Hard but Robust, Easy but Sensitive: How Encoder and Decoder Perform in Neural Machine Translation

Tianyu He,Xu Tan,Tao Qin
DOI: https://doi.org/10.48550/arXiv.1908.06259
2019-08-17
Abstract:Neural machine translation (NMT) typically adopts the encoder-decoder framework. A good understanding of the characteristics and functionalities of the encoder and decoder can help to explain the pros and cons of the framework, and design better models for NMT. In this work, we conduct an empirical study on the encoder and the decoder in NMT, taking Transformer as an example. We find that 1) the decoder handles an easier task than the encoder in NMT, 2) the decoder is more sensitive to the input noise than the encoder, and 3) the preceding words/tokens in the decoder provide strong conditional information, which accounts for the two observations above. We hope those observations can shed light on the characteristics of the encoder and decoder and inspire future research on NMT.
Computation and Language
What problem does this paper attempt to address?

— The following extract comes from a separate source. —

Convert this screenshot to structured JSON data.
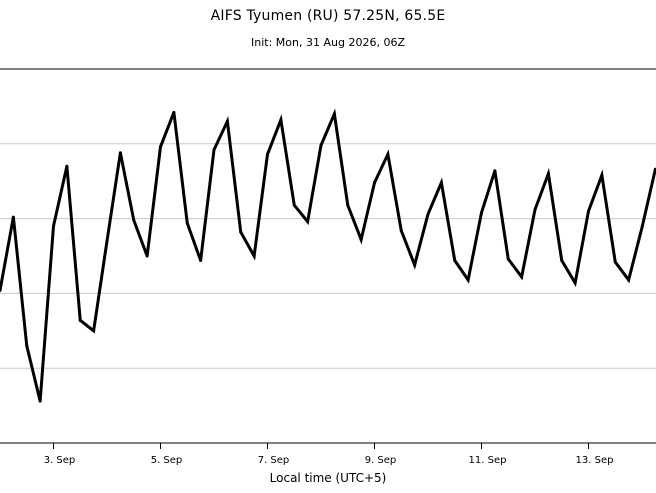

The problem that this paper attempts to solve is to understand the different characteristics and functions of the encoder and decoder in neural machine translation (NMT). Specifically, the author discovers through empirical research: 1. **The task processed by the decoder is simpler than that of the encoder**: - Increasing the number of encoder layers can bring greater performance improvement than increasing the number of decoder layers. - The decoder converges more quickly during the training process, indicating that the task it processes is relatively simple. 2. **The decoder is more sensitive to input noise**: - By adding different levels of noise to the inputs of the encoder and decoder respectively, it is found that the input noise of the decoder will lead to a more significant performance degradation. - Further analysis reveals that the decoder depends on the strong conditional information provided by the previous words/tokens, which explains why the decoder is more sensitive to input noise. 3. **The role of previous words/tokens in the decoder**: - By masking the previous words/tokens and comparing autoregressive NMT with non - autoregressive NMT, it is found that the previous words/tokens provide strong conditional information, which is an important reason why the decoder task is simpler and more sensitive to noise. These findings are helpful for better understanding the characteristics of the encoder and decoder in the NMT framework, thus providing guidance for future research and model design.